Bryan acknowledges the value of leaving one’s comfort zone from time to time, even if it doesn’t come naturally. In his new role, he interacts with others constantly.


“I really enjoy the people that I work with,” he says. “We all work really well together and make our jobs easier for each other.”


Bryan might have hidden juggling skills. Consider this: When not talking with others, he’s busy preparing paperwork for deliveries. Researching how to ship finished products for on-time delivery - and in the most economical fashion, too. Physically loading and unloading trucks.


In short, he has a lot to track. Logistics is critical in a metal rolling and forming facility, which relies on materials – raw and finished – coming and going on time.

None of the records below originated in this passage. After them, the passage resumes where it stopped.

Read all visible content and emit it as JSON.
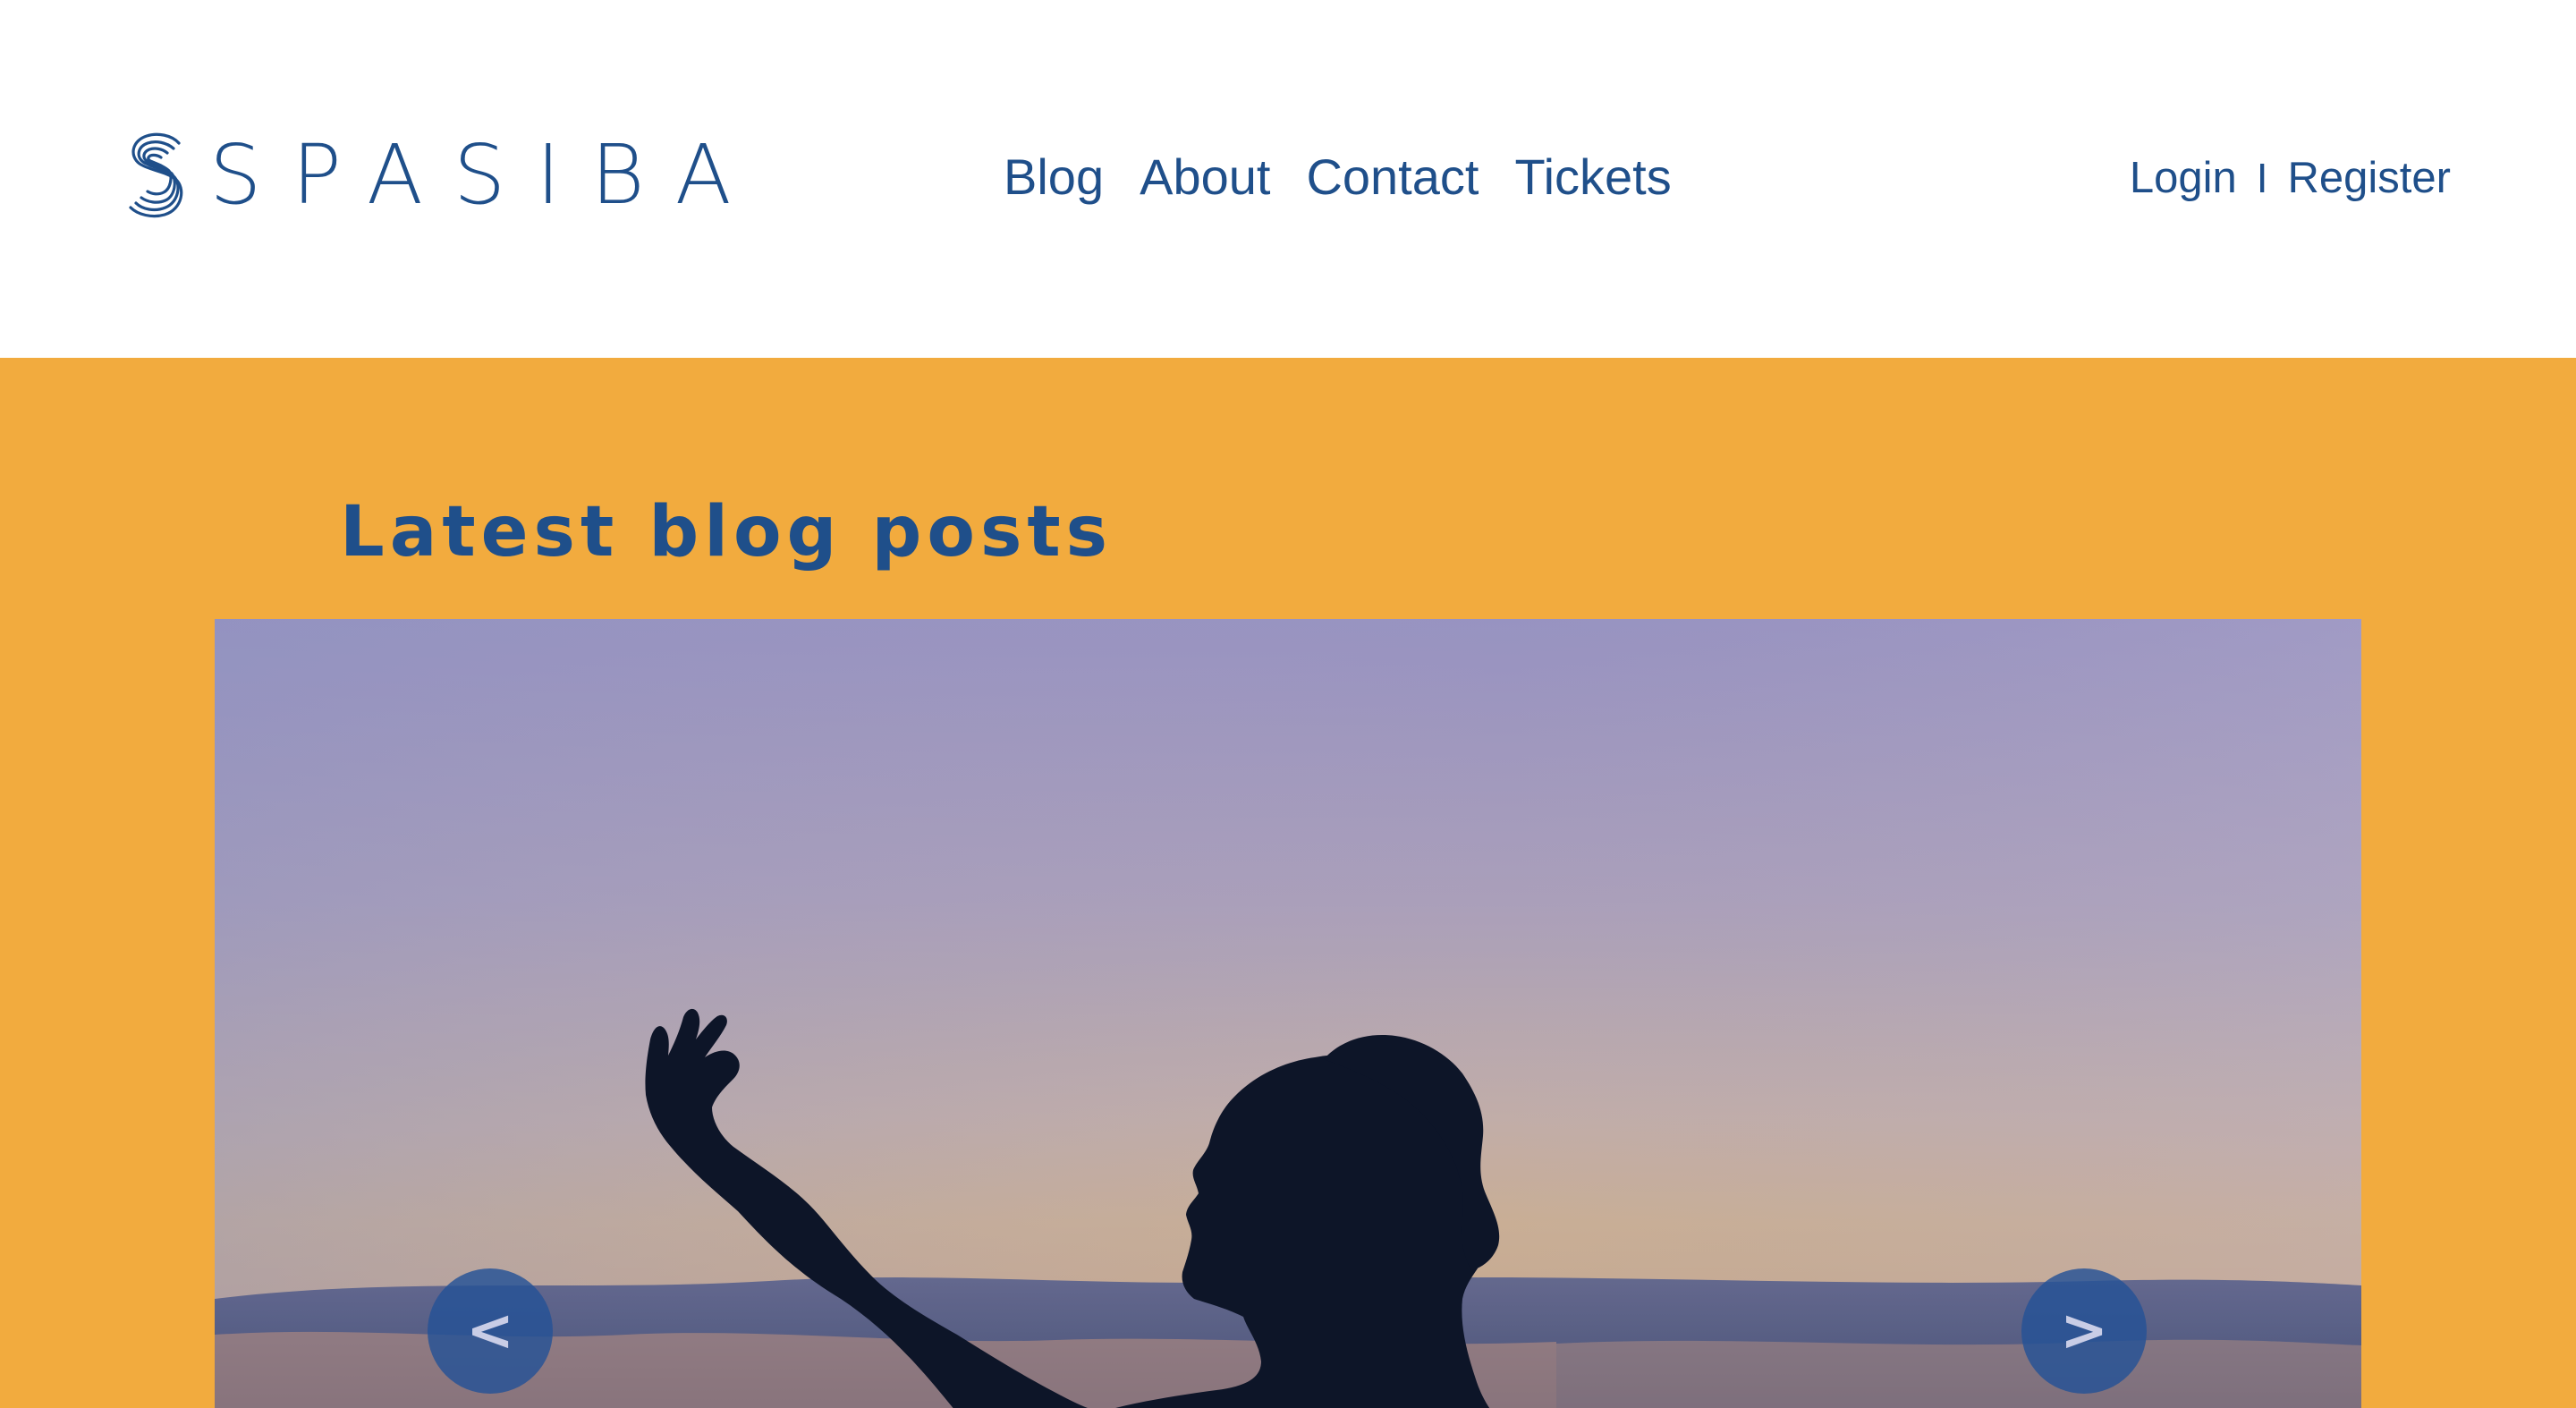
{
  "header": {
    "logo_text": "SPASIBA",
    "nav": {
      "blog": "Blog",
      "about": "About",
      "contact": "Contact",
      "tickets": "Tickets"
    },
    "auth": {
      "login": "Login",
      "separator": "I",
      "register": "Register"
    }
  },
  "blog_section": {
    "title": "Latest blog posts",
    "carousel": {
      "prev_label": "<",
      "next_label": ">"
    }
  },
  "colors": {
    "brand_blue": "#1f4f8a",
    "section_background": "#f2ab3e",
    "button_background": "#245296",
    "button_glyph": "#c9cde6"
  },
  "icons": {
    "logo_mark": "concentric-s-icon"
  }
}
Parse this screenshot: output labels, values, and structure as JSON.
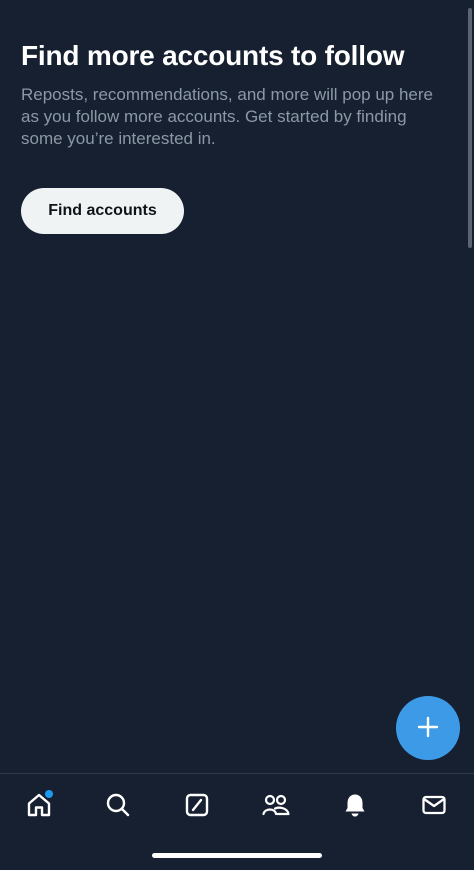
{
  "empty_state": {
    "title": "Find more accounts to follow",
    "subtitle": "Reposts, recommendations, and more will pop up here as you follow more accounts. Get started by finding some you’re interested in.",
    "button_label": "Find accounts"
  },
  "fab": {
    "icon": "plus-icon",
    "color": "#3d9ae6"
  },
  "tabbar": {
    "items": [
      {
        "icon": "home-icon",
        "active": true,
        "has_notification_dot": true
      },
      {
        "icon": "search-icon"
      },
      {
        "icon": "grok-icon"
      },
      {
        "icon": "communities-icon"
      },
      {
        "icon": "bell-icon"
      },
      {
        "icon": "mail-icon"
      }
    ]
  },
  "colors": {
    "background": "#172030",
    "title": "#ffffff",
    "subtitle": "#8b98a5",
    "button_bg": "#eff3f4",
    "accent": "#1d9bf0"
  }
}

Bryan came to us from Burton & Mayer, a large Milwaukee-based printing operation. He handled logistics there, too. The products were always paper. The trucks were always closed-top vehicles. “Sameness” began to apply.


It no longer does.

 

“Now I get to work with a wide range of different trucks and trailers, with a completely different product that’s new to me, which is fun,” he says.

Bryan graduated high school in Menomonee Falls, a Milwaukee suburb. He attended college for a while, studying kinesiology. He found his passions shifting … which led him to logistics. He still flexes his mental and physical muscles, just to different purposes.

Bryan and his wife, Ashley, live in Germantown (another Milwaukee suburb) with their two young sons. He recently started a new hobby: rehabbing old furniture for the family’s home.

Life is busy, and will only become more so. Hopefully Bryan can still escape for deer hunting every fall. He calls it “a must.”

Some traditions shouldn’t change. People can, though, and wind up finding success in places they never might have expected.